Buiya dance is performed on any festive occasion like the Duiya, Tazampu, and Tanuya festivals which are performed for the prosperity and good health of the performer and his household. This dance may also be performed after a feast arranged by a family to entertain the fellow villagers who co-operate with it opening a new field. The dance is performed in the passage which runs along one side of the house from the front to the rear. Men and women take part in this dance. There is no limit to the age of the dancers although generally children and old persons do not take an active part in the dance itself but merely sit by, as spectators. There is no special costume for this dance, so they perform this dance wearing their usual dress. The male dancer wears a loin-cloth a sleeveless jacket, a turban, and earrings. The female dancer wears a blouse, a long skirt reaching down to the ankle with a short one wrapped over it, and a side bag on the left side. They wear necklaces, large silver-ear-plugs, and a silver fillet with its strap studded with coins or cowries.

The dancers stand in a line, one behind the other, in the passage. One of the dancers plays a drum while another plays a gong. Cymbals are played, if available, by another dancer. Keeping time to the beats of the drum, gong, and cymbals, the dancers take one step forward with the right foot, then gently bring the left foot up to the heel of the left one flexing the knees as before. They dance forward repeating this sequence of movements till they reach the rear of the passage with the same sequence of movements. Thus they dance up and down the passage of the house. They may or may not sing to the accompaniment of the dance. When they sing a song, it may be solo or in chorus.

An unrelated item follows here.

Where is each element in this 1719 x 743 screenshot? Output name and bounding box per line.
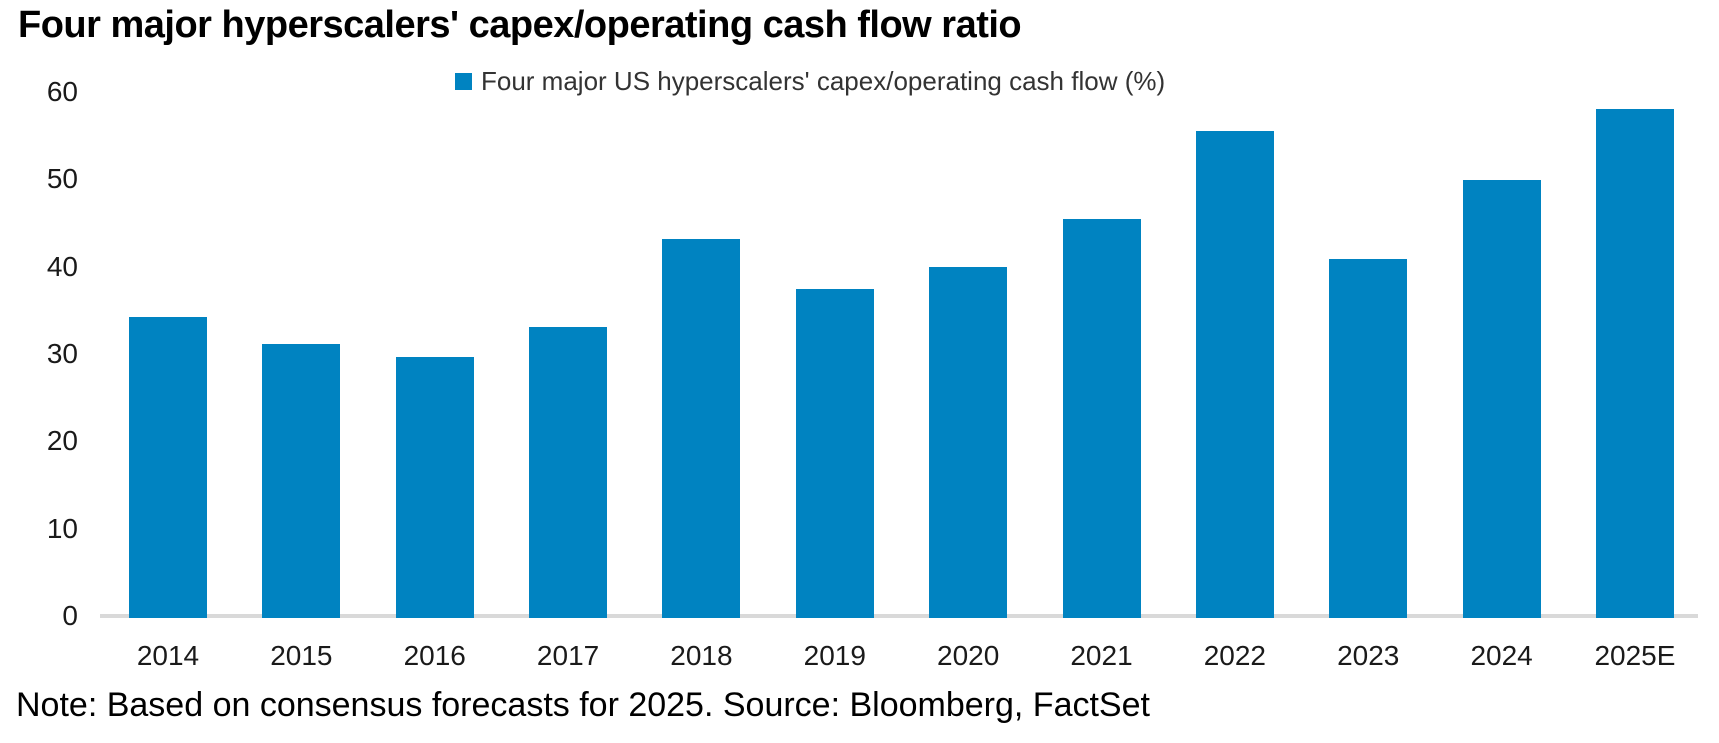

There is another movement when they dance with skipping steps but with no accompanying song. The skipping steps of the female dancers are lower and graceful while those of the male dancers are higher and more vigorous.

The dancers get no remuneration. There is no formal training but they learn the dance movements by imitating those of the elders.


Nuiva is a ritual dance relating to funeral ceremonies. The dance is performed by the priest who sings a chant to the accompaniment of drum and gong played by two other persons.


In the morning the food is prepared. Rice or ‘kado’ (millet) and some boiled green leaves (lai patta) seasoned with chillies and salt. After cooking the grain the water is not thrown, it is covered tightly with leaf and taken with the meal. Leaves of some other varieties are also taken by the Mishmis in large quantities. A favourite relish is the young bamboo shoot called ‘Apachu‘ It is pounded first, and then stored for about ten days in bamboo tubes for fermentation. ‘Apachu’ is sometimes prepared dry. In that case, the shoots are cut into small pieces, kept in large baskets covered on all sides, and then allowed to dry in the sunshine for three to four months in the time of scarcity or famine; the Mishmis usually depend on the roots of palm trees, maize, different kinds of arums, and sweet potatoes. Tobacco is grown in this area and when required for smoking, the piled-up leaves are kept for fermentation; then they are cut into pieces and dried in the sunshine, about a month after it becomes ready for use.

Yu or rice beer is the common drink. It is prepared from rice or millet.